Solution using dynamic pseudo polynomial time programming
It is easy to know whether a given set of numbers can be split into two parts with equal amounts if the amount is small:
import functools def can_partition(numbers): @functools.lru_cache(maxsize=None) def p(s, j): return p(s, j - 1) or p(s - numbers[j - 1], j - 1) if j else (s == 0) n = len(numbers) s, odd = divmod(sum(numbers), 2) return not odd and p(s, n)
where p(s, j) true if the sum of some subset of numbers[:j] is equal to s . p(s, n) tells whether there exists a subset of numbers with a sum equal to s . For an even total, this means that you can split numbers into two parts with equal amounts.
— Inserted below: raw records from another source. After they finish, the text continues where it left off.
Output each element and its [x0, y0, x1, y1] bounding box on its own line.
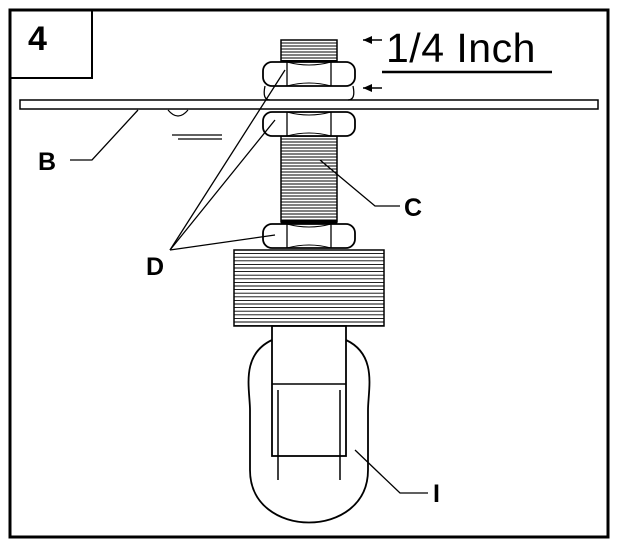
- stud-top: [280, 39, 338, 64]
- leader-d-1: [169, 69, 286, 251]
- nut-top: [262, 61, 356, 101]
- leader-c: [319, 159, 400, 207]
- leader-i: [354, 449, 428, 494]
- leader-b: [70, 109, 139, 161]
- nut-middle: [262, 111, 356, 137]
- step-number: 4: [28, 20, 47, 58]
- measurement-label: 1/4 Inch: [386, 25, 536, 71]
- measure-arrows: [363, 36, 382, 92]
- panel-mark: [167, 109, 189, 117]
- label-c: C: [404, 194, 423, 222]
- float-i: [247, 325, 371, 524]
- threaded-rod-c: [280, 135, 338, 224]
- label-b: B: [38, 148, 57, 176]
- label-i: I: [433, 480, 440, 508]
- leader-d-3: [169, 234, 276, 251]
- step-box: [10, 10, 93, 79]
- label-d: D: [146, 253, 165, 281]
- panel-b: [19, 99, 599, 110]
- nut-bottom: [262, 223, 356, 249]
- threaded-housing: [233, 249, 385, 327]
- leader-d-2: [169, 119, 276, 251]
- outer-frame: [8, 8, 610, 539]
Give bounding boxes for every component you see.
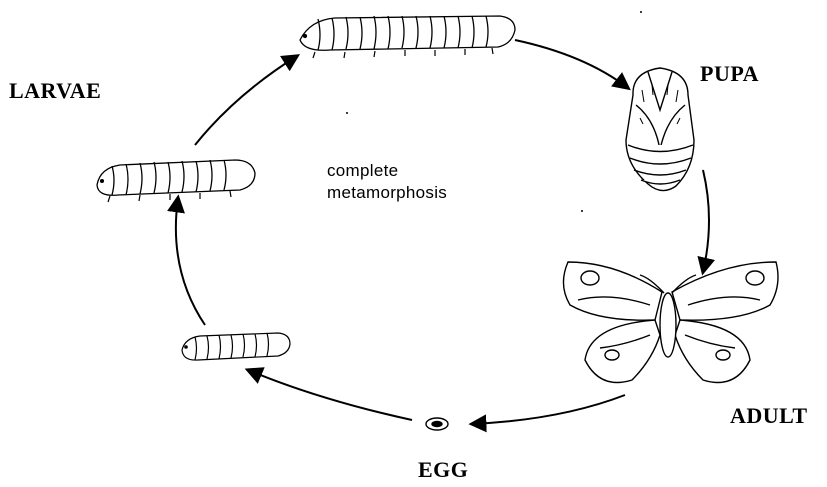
label-adult: ADULT: [730, 403, 808, 429]
label-egg: EGG: [418, 457, 468, 483]
arrow-adult-to-egg: [472, 395, 625, 424]
label-larvae: LARVAE: [9, 78, 101, 104]
arrow-larva-small-to-larva-medium: [176, 198, 205, 325]
label-pupa: PUPA: [700, 61, 759, 87]
adult-moth-illustration: [563, 262, 778, 383]
arrow-egg-to-larva-small: [248, 370, 412, 420]
arrow-larva-large-to-pupa: [515, 40, 628, 88]
arrow-larva-medium-to-larva-large: [195, 56, 297, 145]
center-caption: complete metamorphosis: [327, 160, 447, 204]
arrow-pupa-to-adult: [703, 170, 709, 272]
pupa-illustration: [626, 68, 694, 191]
center-caption-line2: metamorphosis: [327, 182, 447, 204]
egg-illustration: [426, 418, 448, 430]
center-caption-line1: complete: [327, 160, 447, 182]
larva-small-illustration: [182, 333, 290, 360]
larva-medium-illustration: [97, 160, 255, 202]
larva-large-illustration: [300, 16, 515, 58]
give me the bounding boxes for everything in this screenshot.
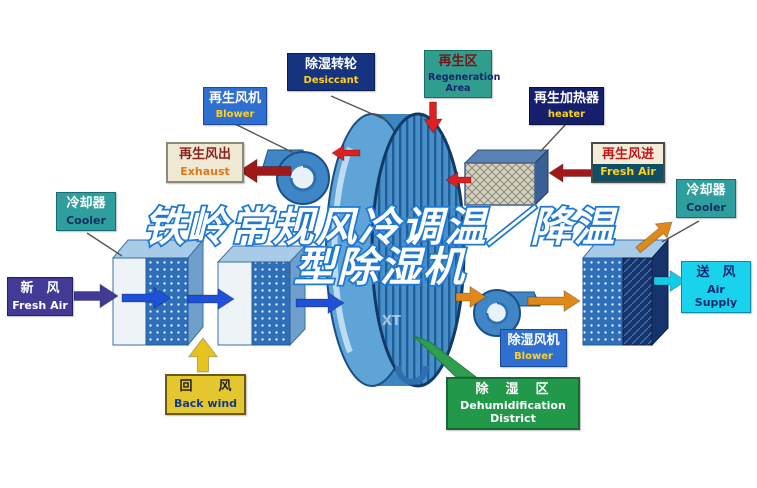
label-back-wind: 回 风 Back wind [165,374,246,415]
rotor-seal-icon [395,365,429,385]
label-regen-fan-en: Blower [215,108,255,120]
label-regeneration-area-en: Regeneration Area [428,71,501,94]
label-regen-fan: 再生风机 Blower [203,87,267,125]
regen-area-arrow [422,101,444,134]
exhaust-arrow [238,158,292,184]
to-cooler-arrow [635,221,673,254]
label-exhaust-zh: 再生风出 [178,147,231,162]
label-dehumid-district-en2: District [490,411,536,425]
label-regen-fresh-air-en: Fresh Air [593,163,663,181]
label-regen-fresh-air: 再生风进 Fresh Air [591,142,665,183]
label-regen-fan-zh: 再生风机 [208,91,261,106]
label-regen-fresh-air-zh: 再生风进 [601,147,654,162]
process-arrow-1 [121,286,171,310]
label-cooler-right: 冷却器 Cooler [676,179,736,218]
label-dehumid-district-zh: 除 湿 区 [475,382,551,397]
label-dehumid-district: 除 湿 区 Dehumidification District [446,377,580,430]
label-fresh-air: 新 风 Fresh Air [7,277,73,316]
label-air-supply-en: Air Supply [694,282,738,309]
ahu-middle [216,244,307,347]
callout-line [330,95,387,121]
desiccant-rotor-graphic: XT [325,112,466,388]
regen-fan-icon [261,149,330,205]
label-regeneration-area: 再生区 Regeneration Area [424,50,501,99]
label-regen-heater-en: heater [547,108,586,120]
label-desiccant: 除湿转轮 Desiccant [287,53,375,91]
label-regen-heater: 再生加热器 heater [529,87,604,125]
label-cooler-right-en: Cooler [686,200,726,214]
label-back-wind-zh: 回 风 [179,379,232,394]
label-exhaust-en: Exhaust [180,164,230,178]
label-dehumid-fan-en: Blower [514,350,553,362]
label-dehumid-fan-zh: 除湿风机 [507,333,560,348]
label-fresh-air-zh: 新 风 [20,281,60,296]
callout-line [86,232,123,257]
callout-line [234,123,297,155]
process-arrow-5 [527,289,581,313]
process-arrow-2 [187,287,235,311]
label-cooler-left: 冷却器 Cooler [56,192,116,231]
process-arrow-3 [295,291,345,315]
label-desiccant-zh: 除湿转轮 [304,57,357,72]
label-cooler-left-zh: 冷却器 [66,196,106,211]
process-arrow-4 [455,285,487,309]
label-cooler-right-zh: 冷却器 [686,183,726,198]
label-regeneration-area-zh: 再生区 [438,54,478,69]
fresh-air-arrow [73,283,119,309]
regen-arrow-1 [331,144,361,162]
supply-air-arrow [653,269,687,293]
label-dehumid-district-en1: Dehumidification [460,398,566,412]
regen-fresh-arrow [548,162,594,184]
return-air-arrow [187,337,219,373]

This is the implementation of the O(kn) Python algorithm for the partitioning problem , which is a special case of the algorithm for the sum of the subsets (in Russian) .
Example:
>>> can_partition([1, 2]) False >>> can_partition([1, 2, 3]) True
To get the desired two lists from p(s, j) :
def partition_equal_sums(numbers): @functools.lru_cache(maxsize=None) def p(s, j): return p(s, j - 1) or p(s - numbers[j - 1], j - 1) if j else (s == 0) j = len(numbers) s, odd = divmod(sum(numbers), 2) if odd or not p(s, j): raise ValueError("Can't partition into two parts with equal sums" " for {numbers!r}".format(**vars())) left, right = [], [] while s: while p(s, j): # sum(some_subset(numbers[:j])) == s j -= 1 right.append(numbers[j]) s -= right[-1] # sum(some_subset(numbers[:j])) == s - numbers[j] left.append(right.pop()) return left, numbers[:j] + right
functools.lru_cache(maxsize=None) caches the returned values ββof p(s,j) , which allows us to obtain an O(NK) (pseudopolynomial) algorithm. Using p(s,j) , he looks for an index j such that:
sum(some_subset(numbers[:j+1])) == s sum(some_subset(numbers[:j])) != s
that is, without the numbers[j] element, the previous numbers (index <j ) the sum of s cannot dial. Therefore, numbers[j] is chosen as a term and the cycle is repeated for s - numbers[j] sums, while the remaining sum is not zero. By construction, sum(left) == sum(numbers) // 2 and since this code is executed only for an even total sum ( sum(numbers) % 2 == 0 ), then sum(right) == sum(numbers) // 2 and the solution is found ( right contains all elements from numbers that are not in the left list and sum(left) == sum(right) ).